Critica sì, odio no. Il sionismo è il nome storico del diritto all’autodeterminazione degli ebrei. La sinistra lo ricordi

Ci scrive Emanuele Fiano: “Il sostegno alle vittime palestinesi e la critica, anche durissima, al governo Netanyahu sono legittimi e doverosi in democrazia. Altro è demonizzare il sionismo”

Al direttore – Nessuno con un minimo di coscienza può restare indifferente al massacro del 7 ottobre 2023 e all’azione militare israeliana che da mesi travolge i civili di Gaza. Nessuno può astenersi dal ricercare ogni strada possibile per fermare le azioni militari e terroristiche, far liberare gli ostaggi e tornare a lavorare su di un futuro di pace tra israeliani e palestinesi. Questo però non autorizza, qui in Italia, il salto di qualità che stiamo vedendo negli atenei e non solo: la trasformazione del dissenso in intimidazione fisica. A Pisa, il docente Rino Casella è stato aggredito in aula da un gruppo di studenti che lo bollava come “sionista” e che ne ha impedito lo svolgimento della sua lezione. Episodi simili si moltiplicano: lezioni interrotte, conferenze impedite, docenti e studenti allontanati perché non allineati.


Non è libertà di espressione: è sopraffazione. Diciamolo senza giri di parole. Il sostegno alle vittime palestinesi e la critica, anche durissima, al governo Netanyahu sono legittimi e doverosi in democrazia. Altro è demonizzare il sionismo, che è – piaccia o no – il nome storico-politico del diritto all’autodeterminazione del popolo ebraico. Cioè pane per i denti di una cultura di sinistra che si fonda anche sul diritto all’autodeterminazione dei popoli. Quando l’antisionismo diventa negazione di quel diritto, lo scivolamento verso l’antisemitismo è immediato: dalla critica politica alla discriminazione etnica o religiosa. Qui sta il punto: alcune frange estremiste stanno usando lo sdegno per Gaza per alimentare un clima di violenza e di discriminazione che nulla ha a che vedere con la giustizia per i palestinesi o con la pace tra israeliani e palestinesi. Noi non possiamo tollerare nemmeno il primo centimetro di terreno ceduto a chi zittisce con le mani ciò che non sa confutare con le idee. La sinistra italiana, e in primis il Partito democratico, hanno il dovere di dirlo con chiarezza: nessuna indulgenza verso chi ricorre alla forza, nessuna ambiguità lessicale, nessun ammiccamento. La cultura dei diritti non contempla l’intimidazione; la libertà d’insegnamento e il pluralismo non sono negoziabili.

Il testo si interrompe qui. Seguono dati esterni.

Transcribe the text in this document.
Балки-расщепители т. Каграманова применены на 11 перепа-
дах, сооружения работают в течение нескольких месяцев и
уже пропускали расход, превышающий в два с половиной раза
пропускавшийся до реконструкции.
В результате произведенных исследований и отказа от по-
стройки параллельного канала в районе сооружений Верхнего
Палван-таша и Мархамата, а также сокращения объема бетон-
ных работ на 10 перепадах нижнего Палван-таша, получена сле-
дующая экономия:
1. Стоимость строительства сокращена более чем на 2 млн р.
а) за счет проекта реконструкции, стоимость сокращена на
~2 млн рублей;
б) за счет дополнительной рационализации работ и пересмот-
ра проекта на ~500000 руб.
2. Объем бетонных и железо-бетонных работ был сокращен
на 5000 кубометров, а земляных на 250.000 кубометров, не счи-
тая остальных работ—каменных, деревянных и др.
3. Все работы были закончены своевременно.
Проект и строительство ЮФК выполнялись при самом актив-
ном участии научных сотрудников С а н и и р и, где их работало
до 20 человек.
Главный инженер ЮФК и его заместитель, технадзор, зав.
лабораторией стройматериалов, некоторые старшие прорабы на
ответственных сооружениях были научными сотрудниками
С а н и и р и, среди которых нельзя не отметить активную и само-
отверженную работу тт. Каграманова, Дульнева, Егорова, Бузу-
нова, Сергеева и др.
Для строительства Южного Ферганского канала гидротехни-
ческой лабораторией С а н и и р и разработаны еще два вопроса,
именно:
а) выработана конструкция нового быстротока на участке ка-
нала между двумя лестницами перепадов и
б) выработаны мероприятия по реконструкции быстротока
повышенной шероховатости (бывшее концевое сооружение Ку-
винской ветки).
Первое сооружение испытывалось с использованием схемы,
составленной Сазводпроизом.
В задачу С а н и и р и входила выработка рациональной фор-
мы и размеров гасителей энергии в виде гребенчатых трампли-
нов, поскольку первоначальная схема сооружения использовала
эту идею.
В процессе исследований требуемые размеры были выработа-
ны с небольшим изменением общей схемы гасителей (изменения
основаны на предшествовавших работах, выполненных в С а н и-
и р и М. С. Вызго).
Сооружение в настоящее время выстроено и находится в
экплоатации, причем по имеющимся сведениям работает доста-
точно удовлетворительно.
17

Chiedo quindi due cose semplici e immediate alla sinistra italiana dove milito. Primo: che i partiti democratici, a partire dal Pd, alzino la voce, parlino di più, aprano gli occhi su quello che sta succedendo, assumano una linea netta contro ogni forma di antisemitismo e antisionismo, vecchio e nuovo, e contro ogni abuso del termine “sionista” usato come insulto identitario. Secondo: che i movimenti studenteschi che si battono per la pace isolino, senza alibi, chi vuole impedire il confronto con la violenza. Al di là della solidarietà ai docenti aggrediti e agli studenti che hanno dovuto subire queste scene, serve una presa di posizione limpida: dissenso sì, violenza no. Si sostengano le vittime civili a Gaza, si lavori per la liberazione degli ostaggi e per il cessate il fuoco, si torni alla politica. Ma nelle università italiane non passi il messaggio che la forza difende i diritti. E’ così che si tengono insieme pace, libertà e democrazia.